Geminazione e forza consonantica in italiano
Panoramica
Le consonanti geminate (note anche come consonanti “lunghe” o “doppie”) compaiono in molte lingue del mondo, appartenenti a famiglie linguistiche anche molto diverse. Sono comuni in italiano, dove vengono scritte con una doppia consonante in parole come palla, pappa e tuffo, e possono formare coppie minime con le loro controparti semplici: pala, Papa, tufo.
Oltre all’italiano, le geminate si trovano in altre varietà romanze (i cosiddetti “dialetti”) parlate nell’Italia centrale e meridionale (come ad esempio l’umbro, il napoletano e il siciliano), nonché in diverse lingue europee non romanze, tra cui alcune lingue germaniche come lo svedese, il norvegese e l’islandese, e lingue uraliche come il finlandese e l’ungherese.
Molte lingue, però — tra cui l’inglese — non possiedono geminate contrastive a livello lessicale (cioè non hanno coppie minime come pala e palla), e i parlanti di tali lingue spesso trovano difficile percepirle e produrle.
Focus della ricerca
La mia ricerca si concentra principalmente sulla produzione delle geminate (anche se ho co-firmato anche uno studio di percezione: De Iacovo et al., 2025) in quattro varietà regionali dell’italiano: romana, veneta, calabrese e sarda. Questo progetto si origina dal mio lavoro di dottorato (Dian, 2025). Per avere accesso alla mia tesi mi potete contattare qui).
La pronuncia dell’italiano varia considerevolmente da una regione all’altra, e le consonanti sono particolarmente sensibili a tali differenze.
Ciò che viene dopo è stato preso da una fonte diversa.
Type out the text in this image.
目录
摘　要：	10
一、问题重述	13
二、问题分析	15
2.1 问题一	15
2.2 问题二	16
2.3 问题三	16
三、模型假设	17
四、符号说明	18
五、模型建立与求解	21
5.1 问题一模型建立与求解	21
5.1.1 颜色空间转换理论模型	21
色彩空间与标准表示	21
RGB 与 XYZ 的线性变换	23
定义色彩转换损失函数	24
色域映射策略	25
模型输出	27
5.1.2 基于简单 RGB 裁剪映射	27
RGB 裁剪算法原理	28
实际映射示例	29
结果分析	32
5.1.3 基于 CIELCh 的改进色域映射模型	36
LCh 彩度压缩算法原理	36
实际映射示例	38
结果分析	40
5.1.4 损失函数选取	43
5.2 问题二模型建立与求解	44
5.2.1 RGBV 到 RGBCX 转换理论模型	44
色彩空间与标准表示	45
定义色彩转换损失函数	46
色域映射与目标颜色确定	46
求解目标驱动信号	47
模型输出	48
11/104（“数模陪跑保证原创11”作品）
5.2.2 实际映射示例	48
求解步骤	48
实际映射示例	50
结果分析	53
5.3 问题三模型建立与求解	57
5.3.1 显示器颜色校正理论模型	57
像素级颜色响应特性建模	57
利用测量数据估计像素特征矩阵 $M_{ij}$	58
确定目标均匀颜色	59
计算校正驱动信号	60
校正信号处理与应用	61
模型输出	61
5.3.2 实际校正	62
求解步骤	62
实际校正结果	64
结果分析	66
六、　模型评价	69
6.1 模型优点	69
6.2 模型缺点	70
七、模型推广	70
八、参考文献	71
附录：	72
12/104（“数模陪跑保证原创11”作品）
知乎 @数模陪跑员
Per esempio:
- I parlanti dell’italiano regionale di Roma e di altre varietà centro-meridionali spesso leniscono — cioè indeboliscono — le consonanti sorde semplici tra vocali. Di conseguenza, Il Papa può suonare più simile a Il Paba. In trascrizione fonetica può apparire come [il pap̌a], con una [p̌] parzialmente sonora, nell’IPA, oppure come [il pab̥a], con una consonante lenis [b̥], in sistemi alternativi come il CanIPA.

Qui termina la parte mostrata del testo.